The hints of hydrogen stretch to Mars’ mid-latitudes - roughly equivalent to the UK’s latitude on Earth. Many experts thought that water ice would only persist around the planet’s permanently frozen poles.

Others are unsurprised. "It doesn’t come as a great shock to me, says Colin Pillinger, of the Open University in Milton Keynes, England. "We’ve always suspected that there’s ice there," he says.

The hydrogen signal dies out over the poles. This is probably due to frozen carbon dioxide gas lying on top of water ice masking it from view, the researchers conclude.

Odyssey arrived at Mars in late October 2001. It has only just begun to send back data.

Global warming

Also on Odyssey is the Thermal Emission Imaging system (THEMIS). This infrared camera can infer the composition of various rocks and dust on Mars from how they lose and absorb heat between the harsh Martian nights and days.
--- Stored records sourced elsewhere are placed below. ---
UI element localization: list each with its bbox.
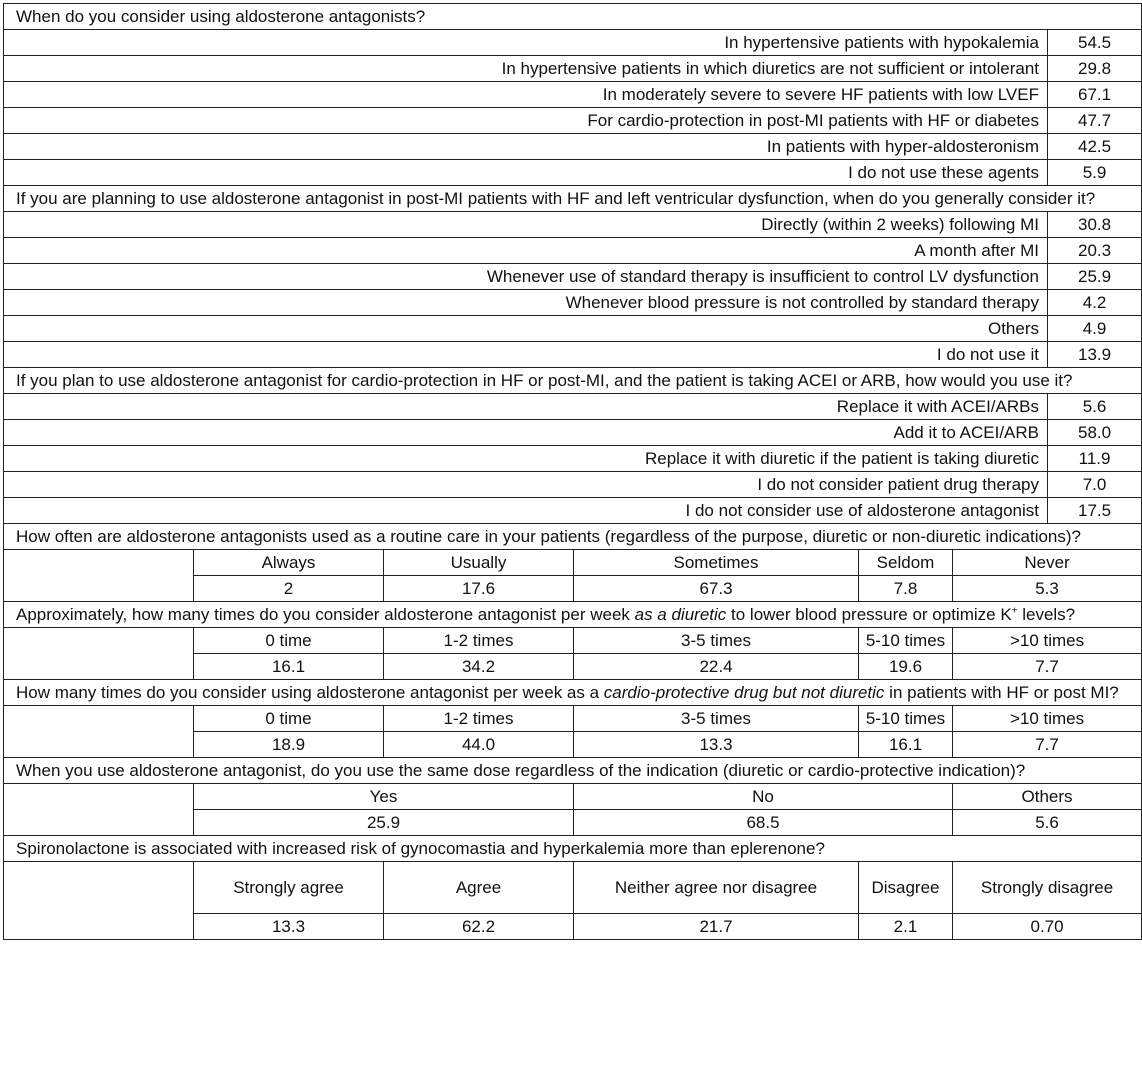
q8-blank-cell <box>4 862 194 940</box>
q1-option-value: 54.5 <box>1048 30 1142 56</box>
q6-value: 16.1 <box>859 732 953 758</box>
q6-value: 7.7 <box>953 732 1142 758</box>
q3-option-value: 11.9 <box>1048 446 1142 472</box>
q8-header: Strongly disagree <box>953 862 1142 914</box>
q7-value: 5.6 <box>953 810 1142 836</box>
q3-option-value: 7.0 <box>1048 472 1142 498</box>
q5-blank-cell <box>4 628 194 680</box>
q7-value: 25.9 <box>194 810 574 836</box>
q3-option-label: I do not consider use of aldosterone antagonist <box>4 498 1048 524</box>
q5-header: 3-5 times <box>574 628 859 654</box>
survey-table <box>3 3 1142 940</box>
q6-header: 1-2 times <box>384 706 574 732</box>
q2-option-label: Directly (within 2 weeks) following MI <box>4 212 1048 238</box>
q8-value: 21.7 <box>574 914 859 940</box>
q2-option-label: I do not use it <box>4 342 1048 368</box>
q5-header: 5-10 times <box>859 628 953 654</box>
q5-question-emphasis: as a diuretic <box>634 605 727 624</box>
q1-option-label: In moderately severe to severe HF patients with low LVEF <box>4 82 1048 108</box>
q1-option-value: 67.1 <box>1048 82 1142 108</box>
q3-option-label: Replace it with ACEI/ARBs <box>4 394 1048 420</box>
q6-question <box>4 680 1142 706</box>
q5-value: 34.2 <box>384 654 574 680</box>
q4-header: Seldom <box>859 550 953 576</box>
q8-value: 2.1 <box>859 914 953 940</box>
q7-question: When you use aldosterone antagonist, do you use the same dose regardless of the indication (diuretic or cardio-protective indication)? <box>4 758 1142 784</box>
q4-header: Usually <box>384 550 574 576</box>
q5-question <box>4 602 1142 628</box>
q1-option-value: 5.9 <box>1048 160 1142 186</box>
q5-question-superscript: + <box>1011 605 1018 617</box>
q8-header: Neither agree nor disagree <box>574 862 859 914</box>
q2-option-value: 20.3 <box>1048 238 1142 264</box>
q5-value: 7.7 <box>953 654 1142 680</box>
q3-option-label: Replace it with diuretic if the patient is taking diuretic <box>4 446 1048 472</box>
q4-value: 5.3 <box>953 576 1142 602</box>
q1-option-label: In hypertensive patients in which diuretics are not sufficient or intolerant <box>4 56 1048 82</box>
q6-header: >10 times <box>953 706 1142 732</box>
q4-header: Always <box>194 550 384 576</box>
q5-question-text-c: levels? <box>1017 605 1076 624</box>
q4-header: Sometimes <box>574 550 859 576</box>
q1-option-label: In patients with hyper-aldosteronism <box>4 134 1048 160</box>
q1-option-label: In hypertensive patients with hypokalemia <box>4 30 1048 56</box>
q1-question: When do you consider using aldosterone antagonists? <box>4 4 1142 30</box>
q7-header: Yes <box>194 784 574 810</box>
q6-question-emphasis: cardio-protective drug but not diuretic <box>603 683 885 702</box>
q3-option-label: I do not consider patient drug therapy <box>4 472 1048 498</box>
q1-option-value: 47.7 <box>1048 108 1142 134</box>
q4-blank-cell <box>4 550 194 602</box>
q5-question-text-a: Approximately, how many times do you consider aldosterone antagonist per week <box>16 605 635 624</box>
q8-value: 0.70 <box>953 914 1142 940</box>
q7-header: No <box>574 784 953 810</box>
q4-header: Never <box>953 550 1142 576</box>
q8-value: 13.3 <box>194 914 384 940</box>
q6-header: 0 time <box>194 706 384 732</box>
q8-value: 62.2 <box>384 914 574 940</box>
q6-question-text-a: How many times do you consider using aldosterone antagonist per week as a <box>16 683 604 702</box>
q5-header: >10 times <box>953 628 1142 654</box>
q2-option-value: 4.9 <box>1048 316 1142 342</box>
q2-option-label: Whenever use of standard therapy is insufficient to control LV dysfunction <box>4 264 1048 290</box>
q8-header: Strongly agree <box>194 862 384 914</box>
q7-value: 68.5 <box>574 810 953 836</box>
q8-header: Disagree <box>859 862 953 914</box>
q4-value: 17.6 <box>384 576 574 602</box>
q3-option-value: 17.5 <box>1048 498 1142 524</box>
q6-blank-cell <box>4 706 194 758</box>
q2-option-label: A month after MI <box>4 238 1048 264</box>
q8-header: Agree <box>384 862 574 914</box>
q5-value: 16.1 <box>194 654 384 680</box>
q3-option-value: 58.0 <box>1048 420 1142 446</box>
q5-value: 22.4 <box>574 654 859 680</box>
q3-option-value: 5.6 <box>1048 394 1142 420</box>
q3-option-label: Add it to ACEI/ARB <box>4 420 1048 446</box>
q4-value: 7.8 <box>859 576 953 602</box>
q1-option-value: 29.8 <box>1048 56 1142 82</box>
q6-value: 44.0 <box>384 732 574 758</box>
q2-option-value: 13.9 <box>1048 342 1142 368</box>
q5-value: 19.6 <box>859 654 953 680</box>
q4-question: How often are aldosterone antagonists used as a routine care in your patients (regardless of the purpose, diuretic or non-diuretic indications)? <box>4 524 1142 550</box>
q5-header: 0 time <box>194 628 384 654</box>
q4-value: 67.3 <box>574 576 859 602</box>
q1-option-label: For cardio-protection in post-MI patients with HF or diabetes <box>4 108 1048 134</box>
q7-header: Others <box>953 784 1142 810</box>
q6-header: 5-10 times <box>859 706 953 732</box>
q6-value: 18.9 <box>194 732 384 758</box>
q2-option-label: Whenever blood pressure is not controlled by standard therapy <box>4 290 1048 316</box>
q5-question-text-b: to lower blood pressure or optimize K <box>726 605 1012 624</box>
q6-value: 13.3 <box>574 732 859 758</box>
q2-option-value: 4.2 <box>1048 290 1142 316</box>
q2-option-value: 30.8 <box>1048 212 1142 238</box>
q6-question-text-b: in patients with HF or post MI? <box>884 683 1119 702</box>
q2-option-label: Others <box>4 316 1048 342</box>
q1-option-label: I do not use these agents <box>4 160 1048 186</box>
q5-header: 1-2 times <box>384 628 574 654</box>
q4-value: 2 <box>194 576 384 602</box>
q2-question: If you are planning to use aldosterone antagonist in post-MI patients with HF and left ventricular dysfunction, when do you generally consider it? <box>4 186 1142 212</box>
q8-question: Spironolactone is associated with increased risk of gynocomastia and hyperkalemia more than eplerenone? <box>4 836 1142 862</box>
q7-blank-cell <box>4 784 194 836</box>
q1-option-value: 42.5 <box>1048 134 1142 160</box>
q6-header: 3-5 times <box>574 706 859 732</box>
q3-question: If you plan to use aldosterone antagonist for cardio-protection in HF or post-MI, and the patient is taking ACEI or ARB, how would you use it? <box>4 368 1142 394</box>
q2-option-value: 25.9 <box>1048 264 1142 290</box>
THEMIS is revealing Martian surface details not seen before. "We’re very pleased with its performance," says Plaut. Scientists hope it will also show whether previously identified volcanic areas on Mars are still warm.

Such internal warmth could melt Martian permafrost, offering the best environment for life. "Warm regions provide the greatest potential for looking for life," says astrobiologist Richard Taylor of the Probability Research Group in England.

"Odyssey data could completely change our view of Mars," hopes Taylor. Existing probes like Mars Global Surveyor have made close-up measurements of the planet. But Odyssey will be the first to make global high-resolution studies.

Odyssey is not firing on all cylinders however. Its third instrument, the Mars Radiation Environment Experiment (MARIE) is broken. It worked all the way to Mars, and even sent back data on powerful radiation fields around the planet that could be lethal to manned flights. But is now failing to respond to signals from the ground.